Oh Noz! Unintended Consequences!by Brad Warbiany
A few months ago, when Pelosi crowed about the immediate effects of Obamacare, I pointed out a long list of them and my responses. My thoughts:
6. NO DISCRIMINATON AGAINST CHILDREN WITH PRE-EXISTING CONDITIONS—Prohibits health plans from denying coverage to children with pre-existing conditions. Effective 6 months after enactment. (Beginning in 2014, this prohibition would apply to all persons.)
Again, an increase to private health insurance premiums. But hey, who’ll complain? After all, it’s for the children.
Today, it looks like one is becoming even worse than I’d thought:
In Florida, Blue Cross and Blue Shield, Aetna, and Golden Rule — a subsidiary of UnitedHealthcare — notified the insurance commissioner that they will stop issuing individual policies for children, said Jack McDermott, a spokesman for McCarty.
The major types of coverage for children — employer plans and government programs — are not be affected by the disruption. But a subset of policies — those that cover children as individuals — may run into problems. Even so, insurers are not canceling children’s coverage already issued, but refusing to write new policies.

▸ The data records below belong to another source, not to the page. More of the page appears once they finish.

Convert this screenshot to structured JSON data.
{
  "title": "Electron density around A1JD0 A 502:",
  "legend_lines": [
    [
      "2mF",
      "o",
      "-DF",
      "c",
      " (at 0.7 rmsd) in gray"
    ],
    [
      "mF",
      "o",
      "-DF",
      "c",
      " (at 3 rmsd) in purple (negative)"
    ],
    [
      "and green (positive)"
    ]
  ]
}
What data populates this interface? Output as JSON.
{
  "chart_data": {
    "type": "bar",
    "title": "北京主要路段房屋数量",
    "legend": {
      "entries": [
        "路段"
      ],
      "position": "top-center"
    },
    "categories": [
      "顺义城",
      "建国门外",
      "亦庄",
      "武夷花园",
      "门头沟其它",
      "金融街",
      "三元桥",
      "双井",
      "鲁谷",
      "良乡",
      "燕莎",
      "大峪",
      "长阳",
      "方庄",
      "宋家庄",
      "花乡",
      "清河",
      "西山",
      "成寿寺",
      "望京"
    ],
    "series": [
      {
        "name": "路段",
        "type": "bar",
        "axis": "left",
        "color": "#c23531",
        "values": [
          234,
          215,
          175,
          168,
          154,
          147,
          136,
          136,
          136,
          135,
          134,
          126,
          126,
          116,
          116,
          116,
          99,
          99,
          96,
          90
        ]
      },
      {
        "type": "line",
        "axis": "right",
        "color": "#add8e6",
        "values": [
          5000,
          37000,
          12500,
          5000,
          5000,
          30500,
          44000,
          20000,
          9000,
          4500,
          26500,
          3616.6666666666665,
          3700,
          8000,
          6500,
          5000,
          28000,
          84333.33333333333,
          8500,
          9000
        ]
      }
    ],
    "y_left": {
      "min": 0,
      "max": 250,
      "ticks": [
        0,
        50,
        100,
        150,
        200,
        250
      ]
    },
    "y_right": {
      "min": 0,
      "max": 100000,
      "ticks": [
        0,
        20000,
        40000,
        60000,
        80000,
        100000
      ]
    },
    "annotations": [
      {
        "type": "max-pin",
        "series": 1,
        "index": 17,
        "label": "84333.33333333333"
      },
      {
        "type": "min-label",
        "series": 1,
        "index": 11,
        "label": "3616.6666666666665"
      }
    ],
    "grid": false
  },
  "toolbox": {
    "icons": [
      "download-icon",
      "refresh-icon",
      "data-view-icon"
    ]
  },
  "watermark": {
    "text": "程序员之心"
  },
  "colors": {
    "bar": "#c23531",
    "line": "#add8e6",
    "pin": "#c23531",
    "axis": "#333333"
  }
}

The administration reacted sharply to the pullback. “We’re disappointed that a small number of insurance companies are taking this unwarranted and unnecessary step,” said Jessica Santillo, a spokeswoman for the Health and Human Services department.
Starting later this year, the health care overhaul law requires insurers to accept children regardless of medical problems — a major early benefit of the complex legislation. Insurers are worried that parents will wait until kids get sick to sign them up, saddling the companies with unpredictable costs.
Blue Cross and Blue Shield of Florida issues about 9,000 to 10,000 new policies a year that only cover children. Vice president Randy Kammer said the company’s experts calculated that guaranteeing coverage for children could raise premiums for other individual policy holders by as much as 20 percent.
“We believe that the majority of people who would buy this policy were going to use it immediately, probably for high cost claims,” said Kammer. “Guaranteed issue means you could technically buy it on the way to the hospital.”
Of course, I’m being generous here in my suggestion than muscling private insurers out of providing coverage is truly an “unintended” consequence.